The work of Donald Judd, one of the most significant American artists of the postwar period, has come to define Minimalist art, a label to which the artist strongly objected. The unaffected, straightforward quality of Judd’s work demonstrates his strong interest in color, form, material, and space. Wanting to create works that could assume a direct material and physical presence without recourse to grand philosophical statements, Judd eschewed classical ideals of representational sculpture and created works that relied on clear, definite objects. Donald Judd: Cor-ten represents the first-ever focused examination of Judd’s works in Cor-ten steel, which he began to produce in earnest in 1989, and would continue to elaborate on until his death in 1994. Cor-ten is an alloy that makes steel more resistant to corrosion, and eliminates the need for paint. With its distinctive redbrown patina, Cor-ten afforded Judd a new medium for exploring the relationship between surface and volume, as well as color and form. Prior to 1989, Judd executed a handful of works in Cor-ten primarily as outdoor commissions or site-specific works. In addition to presenting these works together for the very first time, this volume is produced on the occasion of the 2015 exhibition at David Zwirner, New York and includes scholarship by art historian Courtney Fiske that contextualizes these specific works within Judd’s oeuvre. Designed in close collaboration with Flavin Judd and Judd Foundation, Donald Judd: Cor-ten sheds new light on a body of work that represents the culmination of three decades of aesthetic output and underscores the mastery and control over material and space that characterizes Judd’s practice as a whole. The work of Donald Judd (1928–1994) is included in numerous museum collections. Permanent installations of the artist’s work can be found at Judd Foundation spaces in New York at 101 Spring Street (following extensive restorations, 101 Spring Street re-opened to the public in June 2013) and Marfa, Texas, along with the neighboring Chinati Foundation. In 2013–2014, The Pulitzer Foundation for the Arts in St. Louis presented Donald Judd: The Multicolored Works, and in 2017, The Museum of Modern Art, New York, working with Judd Foundation, will mount a major retrospective spanning the entirety of Judd’s career.

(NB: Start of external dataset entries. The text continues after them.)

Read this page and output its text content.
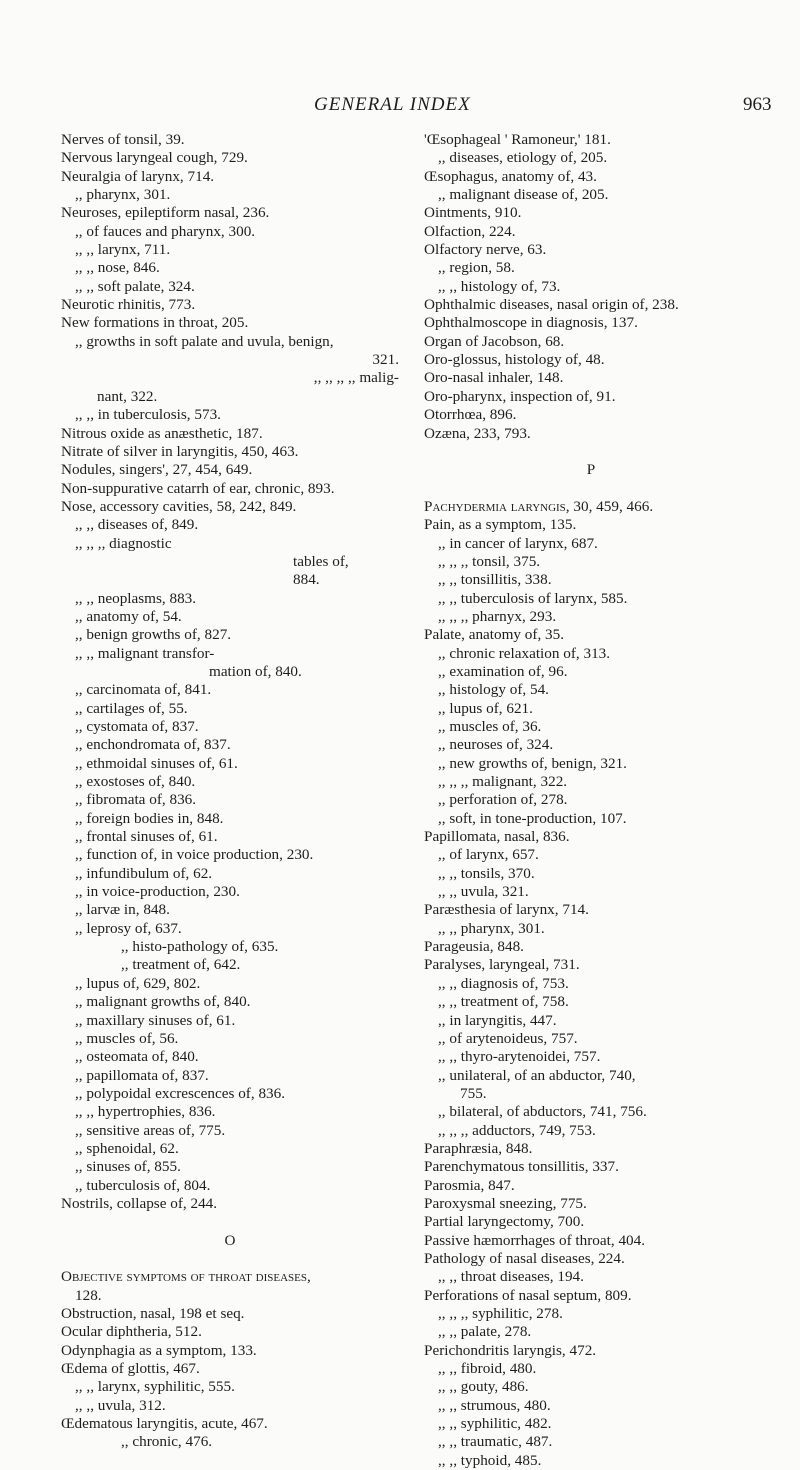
GENERAL INDEX	963
Nerves of tonsil, 39.
Nervous laryngeal cough, 729.
Neuralgia of larynx, 714.
,, pharynx, 301.
Neuroses, epileptiform nasal, 236.
,, of fauces and pharynx, 300.
,, ,, larynx, 711.
,, ,, nose, 846.
,, ,, soft palate, 324.
Neurotic rhinitis, 773.
New formations in throat, 205.
,, growths in soft palate and uvula, benign,
321.
,, ,, ,, ,, malig-
nant, 322.
,, ,, in tuberculosis, 573.
Nitrous oxide as anæsthetic, 187.
Nitrate of silver in laryngitis, 450, 463.
Nodules, singers', 27, 454, 649.
Non-suppurative catarrh of ear, chronic, 893.
Nose, accessory cavities, 58, 242, 849.
,, ,, diseases of, 849.
,, ,, ,, diagnostic
tables of,
884.
,, ,, neoplasms, 883.
,, anatomy of, 54.
,, benign growths of, 827.
,, ,, malignant transfor-
mation of, 840.
,, carcinomata of, 841.
,, cartilages of, 55.
,, cystomata of, 837.
,, enchondromata of, 837.
,, ethmoidal sinuses of, 61.
,, exostoses of, 840.
,, fibromata of, 836.
,, foreign bodies in, 848.
,, frontal sinuses of, 61.
,, function of, in voice production, 230.
,, infundibulum of, 62.
,, in voice-production, 230.
,, larvæ in, 848.
,, leprosy of, 637.
,, histo-pathology of, 635.
,, treatment of, 642.
,, lupus of, 629, 802.
,, malignant growths of, 840.
,, maxillary sinuses of, 61.
,, muscles of, 56.
,, osteomata of, 840.
,, papillomata of, 837.
,, polypoidal excrescences of, 836.
,, ,, hypertrophies, 836.
,, sensitive areas of, 775.
,, sphenoidal, 62.
,, sinuses of, 855.
,, tuberculosis of, 804.
Nostrils, collapse of, 244.
O
Objective symptoms of throat diseases,
128.
Obstruction, nasal, 198 et seq.
Ocular diphtheria, 512.
Odynphagia as a symptom, 133.
Œdema of glottis, 467.
,, ,, larynx, syphilitic, 555.
,, ,, uvula, 312.
Œdematous laryngitis, acute, 467.
,, chronic, 476.
'Œsophageal ' Ramoneur,' 181.
,, diseases, etiology of, 205.
Œsophagus, anatomy of, 43.
,, malignant disease of, 205.
Ointments, 910.
Olfaction, 224.
Olfactory nerve, 63.
,, region, 58.
,, ,, histology of, 73.
Ophthalmic diseases, nasal origin of, 238.
Ophthalmoscope in diagnosis, 137.
Organ of Jacobson, 68.
Oro-glossus, histology of, 48.
Oro-nasal inhaler, 148.
Oro-pharynx, inspection of, 91.
Otorrhœa, 896.
Ozæna, 233, 793.
P
Pachydermia laryngis, 30, 459, 466.
Pain, as a symptom, 135.
,, in cancer of larynx, 687.
,, ,, ,, tonsil, 375.
,, ,, tonsillitis, 338.
,, ,, tuberculosis of larynx, 585.
,, ,, ,, pharnyx, 293.
Palate, anatomy of, 35.
,, chronic relaxation of, 313.
,, examination of, 96.
,, histology of, 54.
,, lupus of, 621.
,, muscles of, 36.
,, neuroses of, 324.
,, new growths of, benign, 321.
,, ,, ,, malignant, 322.
,, perforation of, 278.
,, soft, in tone-production, 107.
Papillomata, nasal, 836.
,, of larynx, 657.
,, ,, tonsils, 370.
,, ,, uvula, 321.
Paræsthesia of larynx, 714.
,, ,, pharynx, 301.
Parageusia, 848.
Paralyses, laryngeal, 731.
,, ,, diagnosis of, 753.
,, ,, treatment of, 758.
,, in laryngitis, 447.
,, of arytenoideus, 757.
,, ,, thyro-arytenoidei, 757.
,, unilateral, of an abductor, 740,
755.
,, bilateral, of abductors, 741, 756.
,, ,, ,, adductors, 749, 753.
Paraphræsia, 848.
Parenchymatous tonsillitis, 337.
Parosmia, 847.
Paroxysmal sneezing, 775.
Partial laryngectomy, 700.
Passive hæmorrhages of throat, 404.
Pathology of nasal diseases, 224.
,, ,, throat diseases, 194.
Perforations of nasal septum, 809.
,, ,, ,, syphilitic, 278.
,, ,, palate, 278.
Perichondritis laryngis, 472.
,, ,, fibroid, 480.
,, ,, gouty, 486.
,, ,, strumous, 480.
,, ,, syphilitic, 482.
,, ,, traumatic, 487.
,, ,, typhoid, 485.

Donald Judd: Cor-ten is an exploration not only of the artist but also of the industrial material itself…..ten pages of the book are dedicated to the process of making Cor-ten, accompanied full page close-up photographs that study its color and texture in great detail. --Wil Barlow, The Architect s Newspaper
Donald Judd (1928-1994) remains one of the most significant artists of the 20th century, whose radical ideas and work continue to provoke and influence the fields of art, architecture and design. Born in Excelsior Springs, Missouri, and after having served in the US Army, Judd attended the College of William and Mary, Williamsburg, Virginia, and Columbia University, New York, where he received a BS in Philosophy, cum laude, in 1953. Studying at the Art Students League, Judd began his artistic career as a painter and transitioned to three-dimensional work in the early 1960s. Throughout his lifetime, in his writings and his work, he advocated for the importance of art and the artist's role in society. His work has been exhibited internationally since the 1960s and is included in numerous museum collections. A major retrospective of the artist's work will be held at The Museum of Modern Art, New York, in October 2017.